Digital pathology takes the PACS route to earlier diagnosis

A centralised digital pathology system implemented by the Northern Cancer Alliance is set to speed up cancer diagnosis for patients at nine hospitals by giving clinicians a single view of records and slides, regardless of location.
By Piers Ford
07:24 AM

The Northern Cancer Alliance aims to improve cancer survival rates across the North East of England and North Cumbria with an integrated digital pathology system that will see scanned pathology slides delivered to a centralised data repository via PACS for the first time.

The consortium has signed a five-year contract with Sectra for the delivery of a platform that will enable 115 pathologists at nine hospitals to instantly access and share images and information between departments and locations.

With an annual average of 300,000 examinations conducted between them, pathologists will be able to access all images produced across the alliance and get a consolidated view of a patient record from a single interface. Clinicians working anywhere within the consortium will be able to ask for second opinions and hold multi-disciplinary team meetings.

WHAT'S THE IMPACT?

As well as giving pathologists digital access to current and historical images from anywhere and at any time, the digital solution will provide them with assistance at critical decision points, such as grading or doing more precise measurements.

It will also enable image analysis, reducing variation and improving the precision of tasks such as cell counting. Digital access will further facilitate second opinions, external reading resources, specialist consultations and regional MDT case review meetings.

Dr Paul Barrett, histopathologist at County Durham and Darlington NHS Foundation Trust and co-clinical lead of the project, said the development represents the biggest and most exciting chance to the way cellular pathologists work in a generation.

“Digital pathology will be an enabler for collaborative working across large geographic areas, streamlining pathology diagnostic decision making, particularly for cancer diagnosis and multidisciplinary team meeting discussions,” he said.

According to Alison Featherstone, Northern Cancer Alliance manager, the new system will also improve clinical safety, ensuring the best use of skilled pathology staff to achieve faster earlier cancer diagnosis.

“The system will support earlier diagnosis of cancers by using computer-aided algorithms that can highlight areas of images where cells are dividing rapidly and guide the clinicians to those areas for examination,” she said. “It will also enable more accurate measurement of and comparison of images using panoramic images.”

WHAT'S THE TREND?

While digital pathology has become widely used in research during the last decade, this is the first time it will be deployed on such an extensive regional scale. The system will use PACS-based reporting, integrated with local patient administration and Laboratory Information Management Systems (LIMS) to facilitate workload balancing across the consortium and equal access to specialists for all patients in the region.

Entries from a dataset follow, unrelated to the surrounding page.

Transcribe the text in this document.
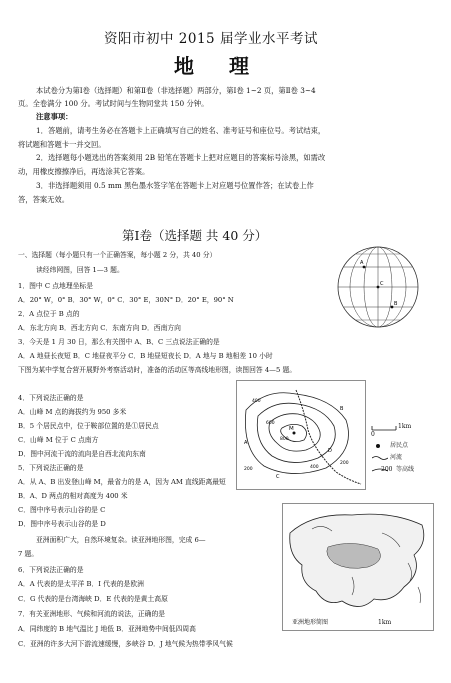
资阳市初中 2015 届学业水平考试
地 理
本试卷分为第Ⅰ卷（选择题）和第Ⅱ卷（非选择题）两部分，第Ⅰ卷 1~2 页，第Ⅱ卷 3~4
页。全卷满分 100 分。考试时间与生物同堂共 150 分钟。
注意事项：
1．答题前，请考生务必在答题卡上正确填写自己的姓名、准考证号和座位号。考试结束，
将试题和答题卡一并交回。
2．选择题每小题选出的答案须用 2B 铅笔在答题卡上把对应题目的答案标号涂黑，如需改
动，用橡皮擦擦净后，再选涂其它答案。
3．非选择题须用 0.5 mm 黑色墨水签字笔在答题卡上对应题号位置作答；在试卷上作
答，答案无效。
第Ⅰ卷（选择题 共 40 分）
一、选择题（每小题只有一个正确答案，每小题 2 分，共 40 分）
读经纬网图，回答 1—3 题。
1．图中 C 点地理坐标是
A．20° W，0° B．30° W，0° C．30° E，30N° D．20° E，90° N
2．A 点位于 B 点的
A．东北方向 B．西北方向 C．东南方向 D．西南方向
3．今天是 1 月 30 日，那么有关图中 A、B、C 三点说法正确的是
A．A 地昼长夜短 B．C 地昼夜平分 C．B 地昼短夜长 D．A 地与 B 地相差 10 小时
下图为某中学复合营开展野外考察活动时，准备的活动区等高线地形图，读图回答 4—5 题。
4．下列说法正确的是
A．山峰 M 点的海拔约为 950 多米
B．5 个居民点中，位于鞍部位置的是①居民点
C．山峰 M 位于 C 点南方
D．图中河流干流的流向是自西北流向东南
5．下列说法正确的是
A．从 A、B 出发登山峰 M，最省力的是 A，因为 AM 直线距离最短
B．A、D 两点的相对高度为 400 米
C．图中序号表示山谷的是 C
D．图中序号表示山谷的是 D
亚洲面积广大，自然环境复杂。读亚洲地形图，完成 6—
7 题。
6．下列说法正确的是
A．A 代表的是太平洋 B．I 代表的是欧洲
C．G 代表的是台湾海峡 D．E 代表的是黄土高原
7．有关亚洲地形、气候和河流的说法，正确的是
A．同纬度的 B 地气温比 J 地低 B．亚洲地势中间低四周高
C．亚洲的许多大河下游流速缓慢，多峡谷 D．J 地气候为热带季风气候
A
B
C
M
A
B
C
D
400
600
800
400
200
200
0
1km
居民点
河流
200 等高线
亚洲地形简图	1km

In the long term, the system will be used to enable trusts to develop regional workflows, optimise use of available pathologists, develop best practice, and create structured reports to help extract information for analysis and research.

ON THE RECORD

Dr Sonali Natu, histopathologist at North Tees and Hartlepool NHS Foundation Trust and co-clinical lead of the project, said: “As an integrated health and care system, we need to move away from isolation and head towards integration. This platform will deliver a large part of that ambition for the patients we serve. The digital access to pathology images and digital tools for reviewing them will in the end translate into easier collaboration, more resilient services and improved patient care.”